Saturday, September 25, 2010

What I've Been Reading 2

I intended to do this more often, but here are three more books I've read recently.

Michael Broggie is the son of legendary imagineer, Roger Broggie who was their transportation specialist, overseeing the development of pretty much anything that conveyed people from the railroad trains and monorail to the people mover and attraction cars, among many other things. Walt Disney's Railroad Story: The Small-Scale Fascination That Led to a Full-Scale Kingdom is a thorough examination of the development of the Disney theme parks taken from the perspective of Walt Disney's lifelong love of the railroad. It's an absolutely fascinating read.

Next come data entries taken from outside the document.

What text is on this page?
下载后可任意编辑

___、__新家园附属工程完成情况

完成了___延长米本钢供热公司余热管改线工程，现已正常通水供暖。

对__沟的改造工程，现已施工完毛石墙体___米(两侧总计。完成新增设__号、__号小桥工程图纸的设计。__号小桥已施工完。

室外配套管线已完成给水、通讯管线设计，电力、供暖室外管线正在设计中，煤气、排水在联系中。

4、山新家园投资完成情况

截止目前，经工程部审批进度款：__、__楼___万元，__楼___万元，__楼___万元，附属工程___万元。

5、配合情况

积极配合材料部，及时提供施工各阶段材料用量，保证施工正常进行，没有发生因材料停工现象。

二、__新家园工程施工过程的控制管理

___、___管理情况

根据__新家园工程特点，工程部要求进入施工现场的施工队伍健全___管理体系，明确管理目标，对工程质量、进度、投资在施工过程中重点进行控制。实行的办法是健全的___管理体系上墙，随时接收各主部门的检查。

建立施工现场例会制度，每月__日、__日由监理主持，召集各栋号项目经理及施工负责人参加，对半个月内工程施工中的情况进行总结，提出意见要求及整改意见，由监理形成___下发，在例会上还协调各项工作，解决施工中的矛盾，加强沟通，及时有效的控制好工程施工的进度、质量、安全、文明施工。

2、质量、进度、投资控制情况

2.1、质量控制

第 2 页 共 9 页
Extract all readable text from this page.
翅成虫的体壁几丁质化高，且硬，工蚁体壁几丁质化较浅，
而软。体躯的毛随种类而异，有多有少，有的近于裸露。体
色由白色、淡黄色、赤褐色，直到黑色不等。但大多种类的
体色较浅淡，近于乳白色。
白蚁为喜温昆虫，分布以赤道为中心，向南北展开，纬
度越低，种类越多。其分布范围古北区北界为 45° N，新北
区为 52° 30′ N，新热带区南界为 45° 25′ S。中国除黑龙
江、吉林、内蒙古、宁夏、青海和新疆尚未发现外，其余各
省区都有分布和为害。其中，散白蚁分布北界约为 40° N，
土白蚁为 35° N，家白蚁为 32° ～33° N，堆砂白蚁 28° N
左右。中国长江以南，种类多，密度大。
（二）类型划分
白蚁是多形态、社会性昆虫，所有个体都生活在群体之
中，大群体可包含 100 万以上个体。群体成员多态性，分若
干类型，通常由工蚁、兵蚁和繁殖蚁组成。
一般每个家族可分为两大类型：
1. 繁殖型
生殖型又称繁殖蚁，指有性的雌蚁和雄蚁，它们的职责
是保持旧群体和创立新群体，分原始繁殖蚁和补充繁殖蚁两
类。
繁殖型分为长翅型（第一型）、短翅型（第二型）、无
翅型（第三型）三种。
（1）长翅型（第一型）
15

Do not be put off by the high price of this book. It's worth every penny. I've read numerous books on imagineering and the creation of the Disney theme parks, and this one ranks at the top of the list. You can order it directly from Michael Broggie here, or through Amazon via the link above or at the bottom of this post, where  you can choose to order from Michael Broggie as well. He'll sign it for you if you ask, and he ships quickly, and with great care.

Greasepaint and Gore: The Hammer Monsters of Roy Ashton is a book I'd been wanting to own for some time, and while I'm glad to have it now, I found myself wanting more. Ashton, a former opera singer and the possible model for "Q" in the James Bond novels, served as the make-up artist for essentially every Hammer horror movie beginning with "The Curse of Frankenstein." The book's biographical details are certainly interesting. Most of the book though is made up of quotes from people who worked with Ashton as well as photos of Ashton's make-up creations and an abundance of his preproduction drawings. I still felt like there could have been more of these and more behind the scenes photos. There was also not a lot of specifics into how most of the make-ups were created. This is an essential book for any Hammer fan, but could have had just a bit more substance to really make it a definitive work.

This was my second time reading Art & Physics: Parallel Visions in Space, Time, and Light  . The book, just like it says in the title parallels developments in art with what was going on in physics at the time of their development and vice versa. While some of Shlain's connections are tenuous at best, the book is always fascinating and certainly ambitious. If you have an interest in either side covered in this book then it's definitely a worthwhile read.